Thanks for your reply. I am glad you brought this topic up and are welcome to discussion, because I haven’t seen many people really talking about this. I admit that I haven’t read any of the basic sources you mentioned either; I have tried reading some of this type of thing and I get bogged down by the jargon. I’m happy we agree about the problems of author fingerprinting. I see what you mean now about those specific types of syntactical inquiries, and you are right about that. I still have to disagree about the tagger “reading”, but perhaps this is just a semantic issue of what it means to read something. To me reading means understanding and reflecting, comparing to a life of experience. For example, I read a love poem and my understanding of the sense the author is trying to convey is filtered through my own experiences of love or loss. I know that the tagger can be fed a word and based on a database of past human choices make a “decision” about whether it’s a compound and what the sandhi is, and so on. I don’t consider that reading. I also worry about it, because many times there is a difficult decision about how to split a compound or dissolve a sandhi and either option gives a feasible but different result. I wouldn’t want the future Sanskritists to trust the computer-generated decision more than their own critical thinking skills, or worse, let their own skills atrophy because of reliance on the computer.

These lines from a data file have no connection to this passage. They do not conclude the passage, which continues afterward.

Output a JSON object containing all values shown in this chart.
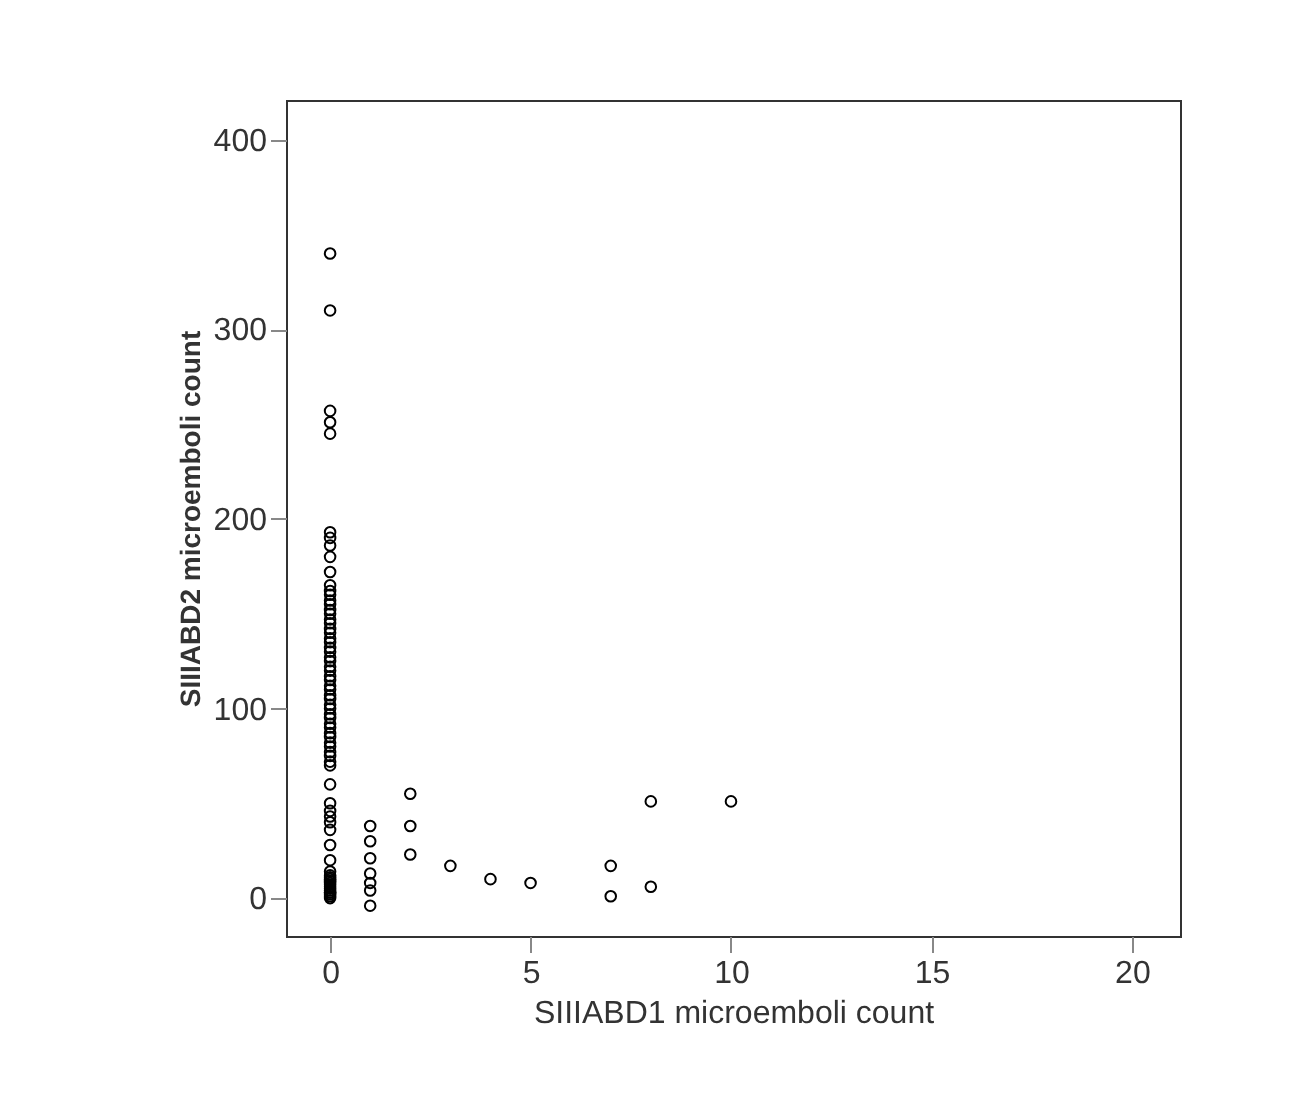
{
  "chart_data": {
    "type": "scatter",
    "xlabel": "SIIIABD1 microemboli count",
    "ylabel": "SIIIABD2 microemboli count",
    "marker": "circle",
    "grid": false,
    "legend": false,
    "xlim": [
      -1.1,
      21.2
    ],
    "ylim": [
      -20,
      421
    ],
    "xticks": [
      0,
      5,
      10,
      15,
      20
    ],
    "yticks": [
      0,
      100,
      200,
      300,
      400
    ],
    "series": [
      {
        "color": "#000000",
        "x": [
          0,
          0,
          0,
          0,
          0,
          0,
          0,
          0,
          0,
          0,
          0,
          0,
          0,
          0,
          0,
          0,
          0,
          0,
          0,
          0,
          0,
          0,
          0,
          0,
          0,
          0,
          0,
          0,
          0,
          0,
          0,
          0,
          0,
          0,
          0,
          0,
          0,
          0,
          0,
          0,
          0,
          0,
          0,
          0,
          0,
          0,
          0,
          0,
          0,
          0,
          0,
          0,
          0,
          0,
          0,
          0,
          0,
          0,
          0,
          0,
          0,
          0,
          0,
          0,
          0,
          0,
          0,
          0,
          0,
          0,
          0,
          0,
          1,
          1,
          1,
          1,
          1,
          1,
          1,
          2,
          2,
          2,
          3,
          4,
          5,
          7,
          7,
          8,
          8,
          10
        ],
        "values": [
          340,
          310,
          257,
          251,
          245,
          193,
          190,
          186,
          180,
          172,
          165,
          162,
          160,
          157,
          155,
          152,
          150,
          147,
          145,
          142,
          140,
          137,
          135,
          132,
          130,
          127,
          125,
          122,
          120,
          117,
          115,
          112,
          110,
          107,
          105,
          102,
          100,
          97,
          95,
          92,
          90,
          87,
          85,
          82,
          80,
          77,
          75,
          72,
          70,
          60,
          50,
          46,
          43,
          40,
          36,
          28,
          20,
          12,
          10,
          9,
          8,
          7,
          6,
          5,
          4,
          3,
          2,
          1,
          0,
          14,
          11,
          3,
          38,
          30,
          21,
          13,
          8,
          4,
          -4,
          55,
          38,
          23,
          17,
          10,
          8,
          17,
          1,
          51,
          6,
          51
        ]
      }
    ]
  }
}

I may add some comments to the ongoing discussion:
(1) I completely agree with Daniel: tagged texts offer completely new opportunities when compared with simple e-texts because methods implemented in GREP and other programs can now be applied on a lexical/semantic level and not only on the phonetic one.
(2) Of course, the computer will not find out anything new “on its own”. You have to tell the computer which pattern you are interested in – but as soon as you have formulated this question, it capacities are clearly superior. Basically, this is not different from what every scholar is doing: Formalize ideas, develop (philological, mathematical, statistical, …) methods to prove them, and then delegate the unpleasant part of the work to some other instance = the computer!

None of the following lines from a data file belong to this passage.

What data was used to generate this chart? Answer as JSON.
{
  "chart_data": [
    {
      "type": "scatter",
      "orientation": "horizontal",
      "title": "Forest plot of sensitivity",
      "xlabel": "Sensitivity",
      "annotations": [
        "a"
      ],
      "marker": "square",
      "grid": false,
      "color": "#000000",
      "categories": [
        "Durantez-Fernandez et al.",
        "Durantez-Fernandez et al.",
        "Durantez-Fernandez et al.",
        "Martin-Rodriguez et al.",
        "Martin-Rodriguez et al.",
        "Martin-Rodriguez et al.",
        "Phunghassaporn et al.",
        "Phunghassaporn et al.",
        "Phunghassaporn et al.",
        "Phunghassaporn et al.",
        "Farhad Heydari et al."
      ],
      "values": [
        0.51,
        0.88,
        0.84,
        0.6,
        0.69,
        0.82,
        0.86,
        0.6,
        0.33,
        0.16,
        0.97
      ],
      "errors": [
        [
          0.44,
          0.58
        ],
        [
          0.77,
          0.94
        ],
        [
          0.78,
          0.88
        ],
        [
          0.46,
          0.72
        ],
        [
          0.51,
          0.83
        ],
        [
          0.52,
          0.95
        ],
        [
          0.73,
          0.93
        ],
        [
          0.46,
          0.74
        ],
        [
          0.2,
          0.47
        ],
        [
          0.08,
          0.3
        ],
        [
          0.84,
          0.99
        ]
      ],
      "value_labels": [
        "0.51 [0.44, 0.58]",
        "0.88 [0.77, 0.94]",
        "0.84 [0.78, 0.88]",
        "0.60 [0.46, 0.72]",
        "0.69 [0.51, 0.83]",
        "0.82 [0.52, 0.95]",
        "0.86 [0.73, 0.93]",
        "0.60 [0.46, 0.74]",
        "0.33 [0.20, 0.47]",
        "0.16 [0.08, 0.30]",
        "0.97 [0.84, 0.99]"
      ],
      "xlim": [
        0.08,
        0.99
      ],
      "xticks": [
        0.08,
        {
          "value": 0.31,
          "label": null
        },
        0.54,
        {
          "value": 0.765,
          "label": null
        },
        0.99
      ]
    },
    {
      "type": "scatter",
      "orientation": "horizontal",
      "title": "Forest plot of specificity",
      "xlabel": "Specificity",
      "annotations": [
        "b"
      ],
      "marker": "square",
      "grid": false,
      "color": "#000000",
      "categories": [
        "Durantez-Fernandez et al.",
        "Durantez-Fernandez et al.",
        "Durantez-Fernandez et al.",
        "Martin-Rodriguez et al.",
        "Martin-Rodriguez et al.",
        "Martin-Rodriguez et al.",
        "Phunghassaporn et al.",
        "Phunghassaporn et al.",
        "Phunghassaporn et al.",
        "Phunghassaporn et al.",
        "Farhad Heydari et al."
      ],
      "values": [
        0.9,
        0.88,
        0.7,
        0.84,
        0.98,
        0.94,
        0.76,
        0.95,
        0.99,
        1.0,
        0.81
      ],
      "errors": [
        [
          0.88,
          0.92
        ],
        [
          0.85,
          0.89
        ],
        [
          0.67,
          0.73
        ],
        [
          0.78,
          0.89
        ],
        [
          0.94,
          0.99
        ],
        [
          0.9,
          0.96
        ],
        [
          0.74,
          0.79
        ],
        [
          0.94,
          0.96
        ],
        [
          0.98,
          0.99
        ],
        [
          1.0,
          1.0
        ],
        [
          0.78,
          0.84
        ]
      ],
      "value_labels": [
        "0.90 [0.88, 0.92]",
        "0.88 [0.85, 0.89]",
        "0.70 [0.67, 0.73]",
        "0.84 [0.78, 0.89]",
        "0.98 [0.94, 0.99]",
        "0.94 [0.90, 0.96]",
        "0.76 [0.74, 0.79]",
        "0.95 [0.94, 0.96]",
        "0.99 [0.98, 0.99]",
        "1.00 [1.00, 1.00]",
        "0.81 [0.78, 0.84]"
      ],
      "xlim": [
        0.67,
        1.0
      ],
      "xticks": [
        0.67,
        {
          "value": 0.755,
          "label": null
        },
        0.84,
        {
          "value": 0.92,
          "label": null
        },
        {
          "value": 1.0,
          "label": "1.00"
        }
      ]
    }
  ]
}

(3) As I mentioned on the website of the DCS, the corpus is only a rather small extract from the data collected in the SanskritTagger database. In addition, it does not have any of the functionalities of the tagging program (except from searching for single words). So, one should distinguish between the view of the data = DCS and the underlying tagging program.
(4) A final point: The data presented in DCS are not “computer-generated” as Michael suggests. Instead, the computer only proposes solutions, and I select the most appropriate one according to my understanding of the passage. Of course, errors occur, especially depending on the time of the day! And some composites may be analyzed in a different way by other scholars. However, I would like to emphasize that the basic data of DCS are checked by a human philologist and not only processed by a tagging algorithm.
Best, Oliver
Thanks for the post. And a very interesting discussion indeed. I think the best way to check out any “style analysis” machine is to feed it with modern literature whose authorship is known, and see whether the software is able to detect real differences between authors and literary movements or not. Has it already been done?

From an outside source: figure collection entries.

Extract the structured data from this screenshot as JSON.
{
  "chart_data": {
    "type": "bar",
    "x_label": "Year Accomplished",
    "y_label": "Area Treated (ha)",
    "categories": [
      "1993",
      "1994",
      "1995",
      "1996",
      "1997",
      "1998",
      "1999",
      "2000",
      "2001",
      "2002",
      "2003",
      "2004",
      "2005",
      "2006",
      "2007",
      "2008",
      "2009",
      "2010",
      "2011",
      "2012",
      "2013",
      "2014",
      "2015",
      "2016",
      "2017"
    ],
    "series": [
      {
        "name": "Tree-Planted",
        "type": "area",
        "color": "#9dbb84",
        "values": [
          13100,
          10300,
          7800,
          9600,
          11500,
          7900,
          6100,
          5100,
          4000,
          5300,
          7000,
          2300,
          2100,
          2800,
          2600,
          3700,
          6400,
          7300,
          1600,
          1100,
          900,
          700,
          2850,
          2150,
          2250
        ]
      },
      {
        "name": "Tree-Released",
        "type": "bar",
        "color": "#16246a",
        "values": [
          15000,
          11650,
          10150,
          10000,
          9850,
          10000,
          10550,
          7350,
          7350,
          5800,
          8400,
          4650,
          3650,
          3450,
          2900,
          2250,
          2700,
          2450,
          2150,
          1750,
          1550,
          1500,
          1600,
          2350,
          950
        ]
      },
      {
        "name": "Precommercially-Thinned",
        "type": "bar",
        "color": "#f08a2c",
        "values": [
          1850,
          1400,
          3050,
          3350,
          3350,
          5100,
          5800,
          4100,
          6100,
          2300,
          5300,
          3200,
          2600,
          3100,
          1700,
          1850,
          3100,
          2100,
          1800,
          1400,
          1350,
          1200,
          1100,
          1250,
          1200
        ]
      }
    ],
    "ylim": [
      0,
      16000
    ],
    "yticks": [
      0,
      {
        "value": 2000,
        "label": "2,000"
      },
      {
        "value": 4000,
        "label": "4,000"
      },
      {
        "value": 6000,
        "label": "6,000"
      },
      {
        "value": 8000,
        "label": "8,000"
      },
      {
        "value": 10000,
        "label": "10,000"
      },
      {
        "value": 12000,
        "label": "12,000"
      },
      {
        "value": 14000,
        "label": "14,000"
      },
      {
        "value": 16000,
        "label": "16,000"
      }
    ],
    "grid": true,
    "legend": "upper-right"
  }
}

Besides, I do think it has some usefulness. There’s no question about that. The problem could be just the same: it is a useful, utilitarist-focused software. Like any other method of analysis. Maybe not suitable for literary studies, but very useful for statistical purposes, indexes, etc. which are themselves a tool for literary criticism.
The fact that this is not the only way or the only approach does’nt make it useless.
Thank you all.